Pour les communes qui ont fait le choix d’organiser la collecte des déchets dans des PAV (Points d’Apport Volontaire), des badges électroniques peuvent être distribués aux habitants. Ainsi, leurs apports sont évalués grâce aux lecteurs RFID installés sur les containers.
La facturation au poids est assez peu déployée car ce système est plus contraignant. En effet, il repose sur le principe de pesée légale qui nécessite de faire contrôler régulièrement les dispositifs de pesée dans les bennes. Globalement, la gestion est un peu plus complexe et, de plus, peut générer davantage de contestations.

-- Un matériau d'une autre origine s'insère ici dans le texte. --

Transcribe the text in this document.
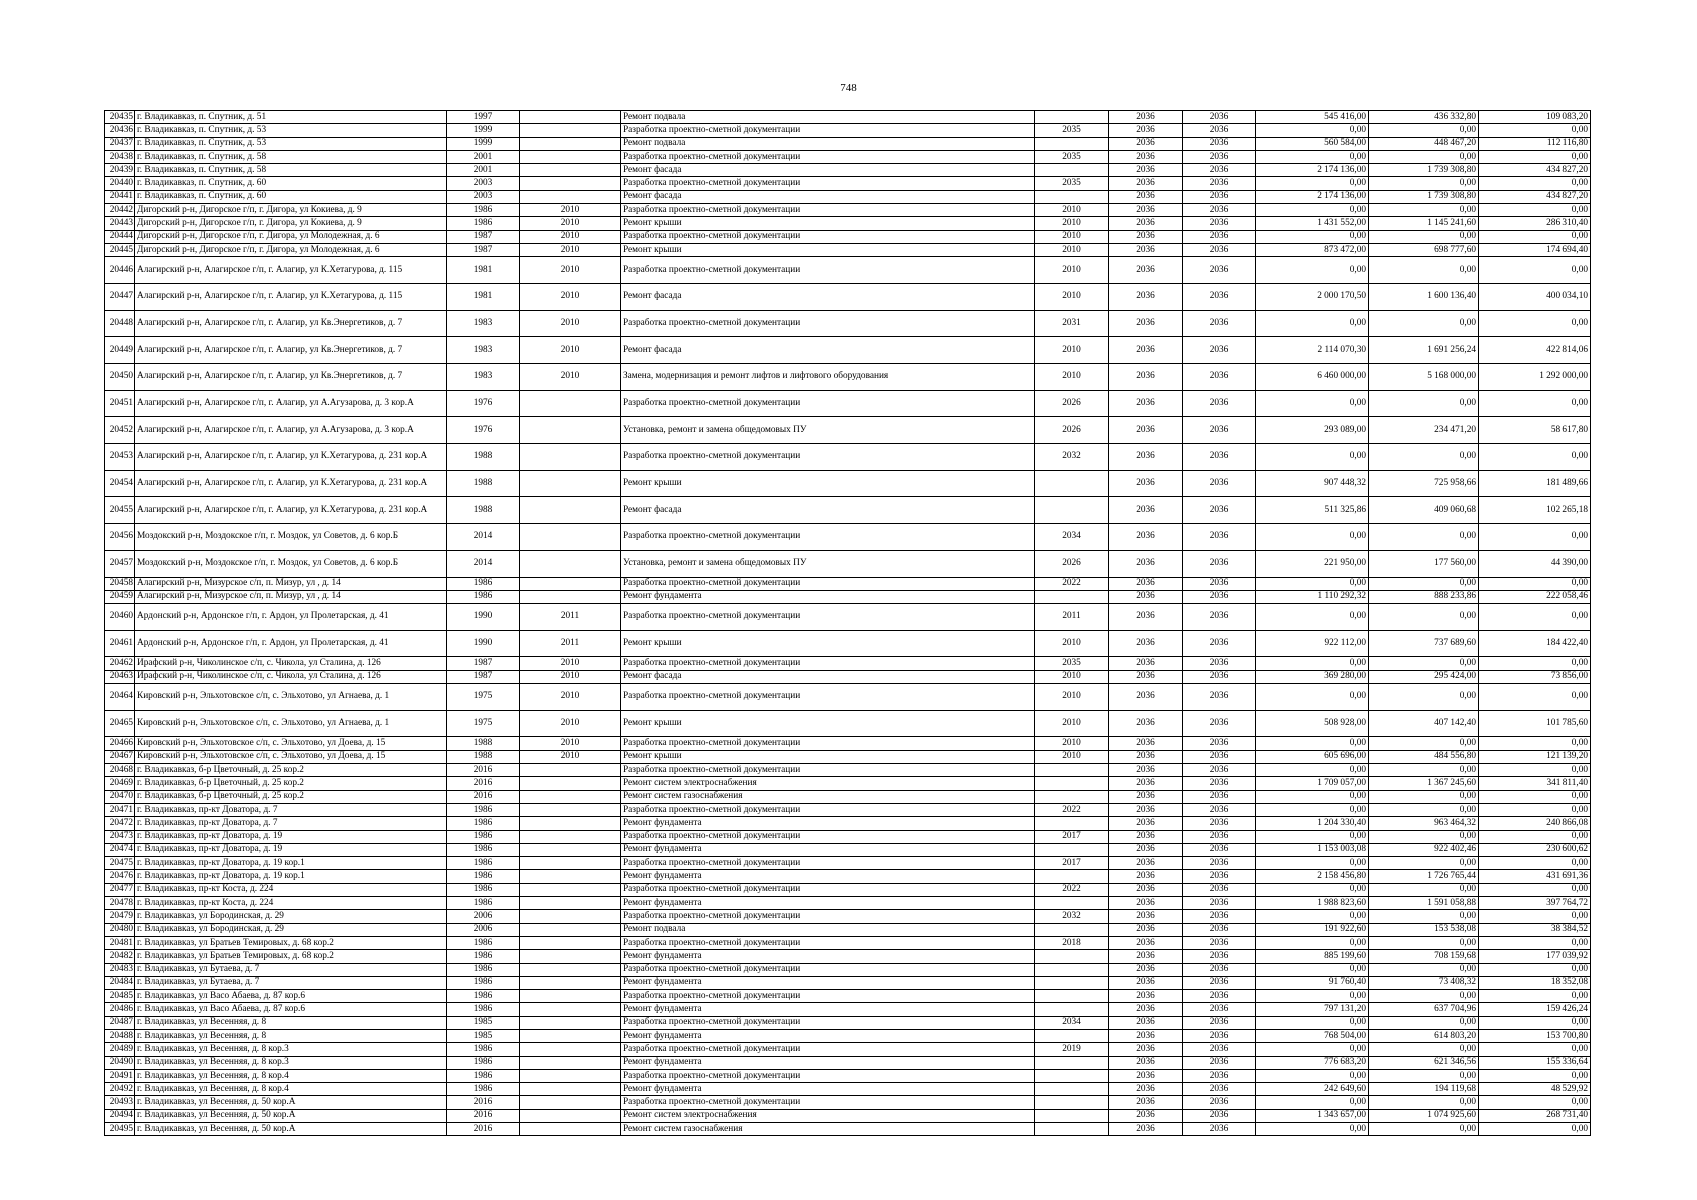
748
20435	г. Владикавказ, п. Спутник, д. 51	1997		Ремонт подвала		2036	2036	545 416,00	436 332,80	109 083,20
20436	г. Владикавказ, п. Спутник, д. 53	1999		Разработка проектно-сметной документации	2035	2036	2036	0,00	0,00	0,00
20437	г. Владикавказ, п. Спутник, д. 53	1999		Ремонт подвала		2036	2036	560 584,00	448 467,20	112 116,80
20438	г. Владикавказ, п. Спутник, д. 58	2001		Разработка проектно-сметной документации	2035	2036	2036	0,00	0,00	0,00
20439	г. Владикавказ, п. Спутник, д. 58	2001		Ремонт фасада		2036	2036	2 174 136,00	1 739 308,80	434 827,20
20440	г. Владикавказ, п. Спутник, д. 60	2003		Разработка проектно-сметной документации	2035	2036	2036	0,00	0,00	0,00
20441	г. Владикавказ, п. Спутник, д. 60	2003		Ремонт фасада		2036	2036	2 174 136,00	1 739 308,80	434 827,20
20442	Дигорский р-н, Дигорское г/п, г. Дигора, ул Кокиева, д. 9	1986	2010	Разработка проектно-сметной документации	2010	2036	2036	0,00	0,00	0,00
20443	Дигорский р-н, Дигорское г/п, г. Дигора, ул Кокиева, д. 9	1986	2010	Ремонт крыши	2010	2036	2036	1 431 552,00	1 145 241,60	286 310,40
20444	Дигорский р-н, Дигорское г/п, г. Дигора, ул Молодежная, д. 6	1987	2010	Разработка проектно-сметной документации	2010	2036	2036	0,00	0,00	0,00
20445	Дигорский р-н, Дигорское г/п, г. Дигора, ул Молодежная, д. 6	1987	2010	Ремонт крыши	2010	2036	2036	873 472,00	698 777,60	174 694,40
20446	Алагирский р-н, Алагирское г/п, г. Алагир, ул К.Хетагурова, д. 115	1981	2010	Разработка проектно-сметной документации	2010	2036	2036	0,00	0,00	0,00
20447	Алагирский р-н, Алагирское г/п, г. Алагир, ул К.Хетагурова, д. 115	1981	2010	Ремонт фасада	2010	2036	2036	2 000 170,50	1 600 136,40	400 034,10
20448	Алагирский р-н, Алагирское г/п, г. Алагир, ул Кв.Энергетиков, д. 7	1983	2010	Разработка проектно-сметной документации	2031	2036	2036	0,00	0,00	0,00
20449	Алагирский р-н, Алагирское г/п, г. Алагир, ул Кв.Энергетиков, д. 7	1983	2010	Ремонт фасада	2010	2036	2036	2 114 070,30	1 691 256,24	422 814,06
20450	Алагирский р-н, Алагирское г/п, г. Алагир, ул Кв.Энергетиков, д. 7	1983	2010	Замена, модернизация и ремонт лифтов и лифтового оборудования	2010	2036	2036	6 460 000,00	5 168 000,00	1 292 000,00
20451	Алагирский р-н, Алагирское г/п, г. Алагир, ул А.Агузарова, д. 3 кор.А	1976		Разработка проектно-сметной документации	2026	2036	2036	0,00	0,00	0,00
20452	Алагирский р-н, Алагирское г/п, г. Алагир, ул А.Агузарова, д. 3 кор.А	1976		Установка, ремонт и замена общедомовых ПУ	2026	2036	2036	293 089,00	234 471,20	58 617,80
20453	Алагирский р-н, Алагирское г/п, г. Алагир, ул К.Хетагурова, д. 231 кор.А	1988		Разработка проектно-сметной документации	2032	2036	2036	0,00	0,00	0,00
20454	Алагирский р-н, Алагирское г/п, г. Алагир, ул К.Хетагурова, д. 231 кор.А	1988		Ремонт крыши		2036	2036	907 448,32	725 958,66	181 489,66
20455	Алагирский р-н, Алагирское г/п, г. Алагир, ул К.Хетагурова, д. 231 кор.А	1988		Ремонт фасада		2036	2036	511 325,86	409 060,68	102 265,18
20456	Моздокский р-н, Моздокское г/п, г. Моздок, ул Советов, д. 6 кор.Б	2014		Разработка проектно-сметной документации	2034	2036	2036	0,00	0,00	0,00
20457	Моздокский р-н, Моздокское г/п, г. Моздок, ул Советов, д. 6 кор.Б	2014		Установка, ремонт и замена общедомовых ПУ	2026	2036	2036	221 950,00	177 560,00	44 390,00
20458	Алагирский р-н, Мизурское с/п, п. Мизур, ул , д. 14	1986		Разработка проектно-сметной документации	2022	2036	2036	0,00	0,00	0,00
20459	Алагирский р-н, Мизурское с/п, п. Мизур, ул , д. 14	1986		Ремонт фундамента		2036	2036	1 110 292,32	888 233,86	222 058,46
20460	Ардонский р-н, Ардонское г/п, г. Ардон, ул Пролетарская, д. 41	1990	2011	Разработка проектно-сметной документации	2011	2036	2036	0,00	0,00	0,00
20461	Ардонский р-н, Ардонское г/п, г. Ардон, ул Пролетарская, д. 41	1990	2011	Ремонт крыши	2010	2036	2036	922 112,00	737 689,60	184 422,40
20462	Ирафский р-н, Чиколинское с/п, с. Чикола, ул Сталина, д. 126	1987	2010	Разработка проектно-сметной документации	2035	2036	2036	0,00	0,00	0,00
20463	Ирафский р-н, Чиколинское с/п, с. Чикола, ул Сталина, д. 126	1987	2010	Ремонт фасада	2010	2036	2036	369 280,00	295 424,00	73 856,00
20464	Кировский р-н, Эльхотовское с/п, с. Эльхотово, ул Агнаева, д. 1	1975	2010	Разработка проектно-сметной документации	2010	2036	2036	0,00	0,00	0,00
20465	Кировский р-н, Эльхотовское с/п, с. Эльхотово, ул Агнаева, д. 1	1975	2010	Ремонт крыши	2010	2036	2036	508 928,00	407 142,40	101 785,60
20466	Кировский р-н, Эльхотовское с/п, с. Эльхотово, ул Доева, д. 15	1988	2010	Разработка проектно-сметной документации	2010	2036	2036	0,00	0,00	0,00
20467	Кировский р-н, Эльхотовское с/п, с. Эльхотово, ул Доева, д. 15	1988	2010	Ремонт крыши	2010	2036	2036	605 696,00	484 556,80	121 139,20
20468	г. Владикавказ, б-р Цветочный, д. 25 кор.2	2016		Разработка проектно-сметной документации		2036	2036	0,00	0,00	0,00
20469	г. Владикавказ, б-р Цветочный, д. 25 кор.2	2016		Ремонт систем электроснабжения		2036	2036	1 709 057,00	1 367 245,60	341 811,40
20470	г. Владикавказ, б-р Цветочный, д. 25 кор.2	2016		Ремонт систем газоснабжения		2036	2036	0,00	0,00	0,00
20471	г. Владикавказ, пр-кт Доватора, д. 7	1986		Разработка проектно-сметной документации	2022	2036	2036	0,00	0,00	0,00
20472	г. Владикавказ, пр-кт Доватора, д. 7	1986		Ремонт фундамента		2036	2036	1 204 330,40	963 464,32	240 866,08
20473	г. Владикавказ, пр-кт Доватора, д. 19	1986		Разработка проектно-сметной документации	2017	2036	2036	0,00	0,00	0,00
20474	г. Владикавказ, пр-кт Доватора, д. 19	1986		Ремонт фундамента		2036	2036	1 153 003,08	922 402,46	230 600,62
20475	г. Владикавказ, пр-кт Доватора, д. 19 кор.1	1986		Разработка проектно-сметной документации	2017	2036	2036	0,00	0,00	0,00
20476	г. Владикавказ, пр-кт Доватора, д. 19 кор.1	1986		Ремонт фундамента		2036	2036	2 158 456,80	1 726 765,44	431 691,36
20477	г. Владикавказ, пр-кт Коста, д. 224	1986		Разработка проектно-сметной документации	2022	2036	2036	0,00	0,00	0,00
20478	г. Владикавказ, пр-кт Коста, д. 224	1986		Ремонт фундамента		2036	2036	1 988 823,60	1 591 058,88	397 764,72
20479	г. Владикавказ, ул Бородинская, д. 29	2006		Разработка проектно-сметной документации	2032	2036	2036	0,00	0,00	0,00
20480	г. Владикавказ, ул Бородинская, д. 29	2006		Ремонт подвала		2036	2036	191 922,60	153 538,08	38 384,52
20481	г. Владикавказ, ул Братьев Темировых, д. 68 кор.2	1986		Разработка проектно-сметной документации	2018	2036	2036	0,00	0,00	0,00
20482	г. Владикавказ, ул Братьев Темировых, д. 68 кор.2	1986		Ремонт фундамента		2036	2036	885 199,60	708 159,68	177 039,92
20483	г. Владикавказ, ул Бутаева, д. 7	1986		Разработка проектно-сметной документации		2036	2036	0,00	0,00	0,00
20484	г. Владикавказ, ул Бутаева, д. 7	1986		Ремонт фундамента		2036	2036	91 760,40	73 408,32	18 352,08
20485	г. Владикавказ, ул Васо Абаева, д. 87 кор.6	1986		Разработка проектно-сметной документации		2036	2036	0,00	0,00	0,00
20486	г. Владикавказ, ул Васо Абаева, д. 87 кор.6	1986		Ремонт фундамента		2036	2036	797 131,20	637 704,96	159 426,24
20487	г. Владикавказ, ул Весенняя, д. 8	1985		Разработка проектно-сметной документации	2034	2036	2036	0,00	0,00	0,00
20488	г. Владикавказ, ул Весенняя, д. 8	1985		Ремонт фундамента		2036	2036	768 504,00	614 803,20	153 700,80
20489	г. Владикавказ, ул Весенняя, д. 8 кор.3	1986		Разработка проектно-сметной документации	2019	2036	2036	0,00	0,00	0,00
20490	г. Владикавказ, ул Весенняя, д. 8 кор.3	1986		Ремонт фундамента		2036	2036	776 683,20	621 346,56	155 336,64
20491	г. Владикавказ, ул Весенняя, д. 8 кор.4	1986		Разработка проектно-сметной документации		2036	2036	0,00	0,00	0,00
20492	г. Владикавказ, ул Весенняя, д. 8 кор.4	1986		Ремонт фундамента		2036	2036	242 649,60	194 119,68	48 529,92
20493	г. Владикавказ, ул Весенняя, д. 50 кор.А	2016		Разработка проектно-сметной документации		2036	2036	0,00	0,00	0,00
20494	г. Владикавказ, ул Весенняя, д. 50 кор.А	2016		Ремонт систем электроснабжения		2036	2036	1 343 657,00	1 074 925,60	268 731,40
20495	г. Владикавказ, ул Весенняя, д. 50 кор.А	2016		Ремонт систем газоснабжения		2036	2036	0,00	0,00	0,00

Comment mesurer la réussite de l’action ?
- Le suivi de la quantité de déchets par habitant/par an.
- Le taux de présentation des bacs, car avec cette donnée il est possible de mesurer la bonne adéquation entre les besoins de collecte et le service proposé.
- Le taux de recouvrement qui permet de vérifier que la collectivité assure bien son budget, ou alors raisonner en coût complet des déchets (collecte et traitement des flux).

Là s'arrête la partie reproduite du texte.